Prevention Is Key For Small Manufacturers

The loophole for goods manufactured abroad only works for companies big enough to set up facilities in foreign countries. "I don't know what smaller manufacturers can do," say Sorkin. "You can write protections into a contract, of course, but that doesn't work very well."

In order to prevail in a breach-of-contract action, a plaintiff has to show the amount of damages suffered, but the losses that result from re-importing goods are hard to quantify. Doing so would require speculation about what would have happened if the gray goods were not available, how many sales might have occurred at a higher price and so on. Also, the distributors who divert product to the gray market are often good customers. Thus, enforcing the contract becomes problematic.

Nevertheless, there are some simple steps small manufacturers can take.

"If you are going to sell your goods in Russia, label them in Russian," suggests Donald E. deKieffer, a partner at deKieffer & Horgan, Washington, D.C. "It costs a few cents more per label, but it's effective. Generally speaking, try to prevent diversion before it gets started. Identify your distributors. Check them out. Often, the people who supply the gray market are crooks, and you're better off not doing business with them."

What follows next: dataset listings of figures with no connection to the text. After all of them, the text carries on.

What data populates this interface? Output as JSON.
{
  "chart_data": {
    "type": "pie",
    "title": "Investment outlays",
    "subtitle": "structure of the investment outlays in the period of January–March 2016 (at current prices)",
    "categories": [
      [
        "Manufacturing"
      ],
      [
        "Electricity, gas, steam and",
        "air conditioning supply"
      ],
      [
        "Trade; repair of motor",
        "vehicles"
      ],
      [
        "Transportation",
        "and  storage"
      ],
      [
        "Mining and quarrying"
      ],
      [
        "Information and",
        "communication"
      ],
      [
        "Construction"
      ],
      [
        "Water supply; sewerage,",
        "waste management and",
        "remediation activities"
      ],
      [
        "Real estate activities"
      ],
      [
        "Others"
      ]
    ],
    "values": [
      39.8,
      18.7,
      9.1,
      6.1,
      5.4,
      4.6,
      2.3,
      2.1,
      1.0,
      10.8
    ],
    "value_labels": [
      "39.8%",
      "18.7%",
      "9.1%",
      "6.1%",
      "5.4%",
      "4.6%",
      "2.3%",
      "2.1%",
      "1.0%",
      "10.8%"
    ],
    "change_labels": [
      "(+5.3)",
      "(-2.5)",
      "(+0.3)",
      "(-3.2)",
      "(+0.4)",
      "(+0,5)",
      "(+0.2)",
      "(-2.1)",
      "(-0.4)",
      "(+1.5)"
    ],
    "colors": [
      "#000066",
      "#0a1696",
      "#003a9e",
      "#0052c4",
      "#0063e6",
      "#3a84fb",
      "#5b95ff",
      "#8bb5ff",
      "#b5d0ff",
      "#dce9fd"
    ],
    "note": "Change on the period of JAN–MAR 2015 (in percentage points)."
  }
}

Diversion of product, Kessler adds, often involves underlying fraud and can be prosecuted. An example would be the fraudulent alteration of a manifest to indicate that products have left the United States when in reality they remain in domestic warehouses until the time is ripe for diversion.

Kessler has developed software that searches the Internet for both counterfeit and diverted products. "Many diverters," he says, "have started using the Web as the venue of choice for gray market goods."